There are the obvious nonessential costs that come immediately to mind, such as travel and hobbies. Will you want to go further, perhaps purchase a second home? Is leaving a substantial legacy to your heirs a priority that you want to account for in your savings plan specifically?
Medical and long-term care costs are somewhat tricky in this formulation. On the one hand, they are clearly compulsory. On the other hand, because these costs can be extremely hard to quantify with any degree of precision, it is difficult to plan for them within the context of your guaranteed streams of income. You would not be the first person to throw their hands up in frustration and leave it to chance.
But a more useful approach would be to conceptualize your TSP savings goal as consisting of two buckets: one bucket that is truly discretionary, and another that is a reserve for non-insured health needs.
According to the most recent Fidelity Retiree Health Care Cost Estimate, an individual should aim to save $157,000 to fund out-of-pocket medical expenses over the course of a typical decades-long retirement; for a married couple, $315,000. That is a shocking number. Of course, you know your own medical history best. Some readers will consider that estimate to be almost implausibly high; others will find it lower than their expectations. Nevertheless, dividing that number over the 30 or so years you expect to live in retirement can be a way to gauge if the annual income that you expect from your federal pension and Social Security will be sufficient for this need, or if you will have to account for this from your “medical care TSP” bucket. (If you have saved money in a Health Savings Account, you can, of course, adjust for that.)
Similarly, long-term care costs vary greatly. While, according to PwC research, the average cost is $172,000 for an individual, the dispersion of experiences is wide: a quarter of the time, an individual experiences long-term care costs of less than $26,000 while an unlucky 25% of the time, costs exceed $240,000. As with medical costs, your own and your family’s health history may be your best guide to how to think about this expense.

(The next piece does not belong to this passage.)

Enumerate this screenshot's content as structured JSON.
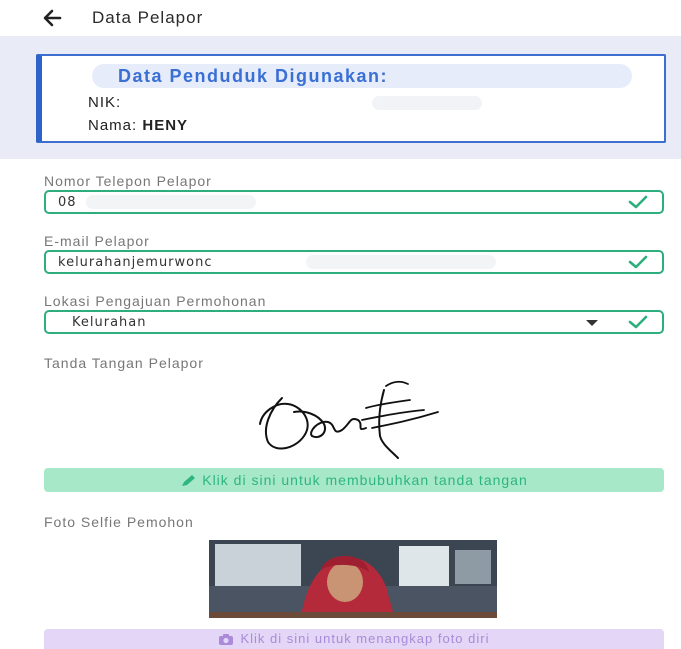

But it must be part of your TSP savings plan, most especially if you do not have long-term care insurance, or if you have elected to carry insurance at a level that still leaves room to “self-insure.”
There is yet another reason — a much more uplifting one — that may inspire you to power-save in your TSP despite your pension. Many opt to leave federal employment when they are pension-eligible, but long before they are eligible to draw their full Social Security benefit. This may be a true early retirement or a downshift to part-time employment. Your ability to make this choice will be predicated on the ability of your TSP to support you as you wait to turn on Social Security. For younger federal employees who are decades away from retirement, the prospect of having this option in the future may be all the motivation needed to contribute as much as possible, as early as possible.
A final note: Federal employees now have the option to use a traditional or a Roth TSP. The decision of which to choose is multi-faceted. However, it should be evident from this discussion that your withdrawals from your TSP may be “lumpy”; that is, much higher in some years than others. This has the potential to create significant swings in your tax liability from year to year if all your TSP savings are in a traditional-type account. For that reason alone, you may want to “tax-diversify” your TSP holdings, allowing you to manage your taxable income from year to year.
What’s the bottom line? When you were first hired, your retirement benefit may have been described to you as a three-legged stool: pension, Social Security, and TSP savings. Don’t shortchange the last leg!
Financial coach and planner Lisa Whitley retired from the federal government in 2019. Her practice, MoneyByLisa, is a registered investment advisor.